Secretary: 2.75 Stars. I caught this little S&M comedy Friday afternoon, and I was pleasantly surprised that the director actually got it to work. Maggie Gyllenhaal was great as the wallflower/masochist who embraces James Spader's twisted, emotionally-repressed sadism. Spader was a bit wooden, but that's partially attributable to the character he was playing. Once they had built up the relationship between them, I cringed at the thought of some sort of rosy romance blooming, and the script also rejected such a saccharine ending in favor of one which was, for lack of a better word, more realistic. There were lots of problems, but it was a solid effort in an underrepresented genre.

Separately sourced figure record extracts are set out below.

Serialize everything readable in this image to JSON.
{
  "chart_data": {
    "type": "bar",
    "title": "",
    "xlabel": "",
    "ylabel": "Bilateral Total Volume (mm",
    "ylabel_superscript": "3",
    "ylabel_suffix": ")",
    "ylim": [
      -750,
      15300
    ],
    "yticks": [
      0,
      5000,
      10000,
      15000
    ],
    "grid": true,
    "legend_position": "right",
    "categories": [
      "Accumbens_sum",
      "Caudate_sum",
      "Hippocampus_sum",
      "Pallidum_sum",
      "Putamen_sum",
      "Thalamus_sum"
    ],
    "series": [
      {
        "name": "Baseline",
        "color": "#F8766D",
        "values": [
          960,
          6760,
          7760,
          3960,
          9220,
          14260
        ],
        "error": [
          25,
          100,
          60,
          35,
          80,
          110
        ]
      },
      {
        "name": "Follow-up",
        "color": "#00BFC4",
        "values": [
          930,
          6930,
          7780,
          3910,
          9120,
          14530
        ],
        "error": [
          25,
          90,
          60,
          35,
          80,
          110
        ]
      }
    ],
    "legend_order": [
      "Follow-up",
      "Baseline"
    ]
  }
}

Sweet Home Alabama: 3 Stars. There were no surprises in this film. You knew from the opening credits (hell, from the trailer) how this movie would wrap up, and it didn't disappoint. The hallmark of quality filmmaking in the sappy romantic comedy arena, though, is making such a predictable journey seem fresh and fun. Reese Witherspoon continues her climb to Julia Roberts-level fame and paychecks with a winning performance as an Alabama country girl whose turned her back on her roots (and her lout of a husband) and become a successful fashion designer in New York. When she returns to get a divorce to marry her handsome socialite boyfriend (an all-growed up Patrick Dempsey), the lout (a scruffy Josh Lucas) has cleaned himself up a bit and is so charming you wonder how he could've been such a dick 7 years ago. Chaos, romance, and a decent southern soundtrack follows until the inevitable conclusion. Overall, a solid film. Special kudos to Ethan Embry for a consistently scene-stealing performance.
The Tuxedo: 1.5 Stars. Jackie Chan can make movies till the end of time, and I'll still go watch him, but that doesn't mean I'll see his movies twice. He's pretty much wasted in this effects-laden bomb of a film. I come to watch him kick ass, not to watch him being suspended on wires or sped up to blurring speed in his special tux. Jennifer Love Hewitt should stick to movies that highlight her charm and beauty, not make her look as ridiculous as physicist Elizabeth Shue in The Saint. All involved should be embarassed.
Eight Legged Freaks: 2 Stars. I was talking to my peeps just the other day, saying, "Whatever happened to Cool Runnings star Doug E. Doug?" Turns out he made a crappy spider flick with über-silly David Arquette and über-hottie Kari Wuhrer. While I certainly enjoy watching Arquette and Wuhrer (albeit for different reasons), this seeming homage to classic B-movie horror films falls flat from the start and never really gets up. Even future-hottie Scarlett Johannson couldn't add much to help this turkey along.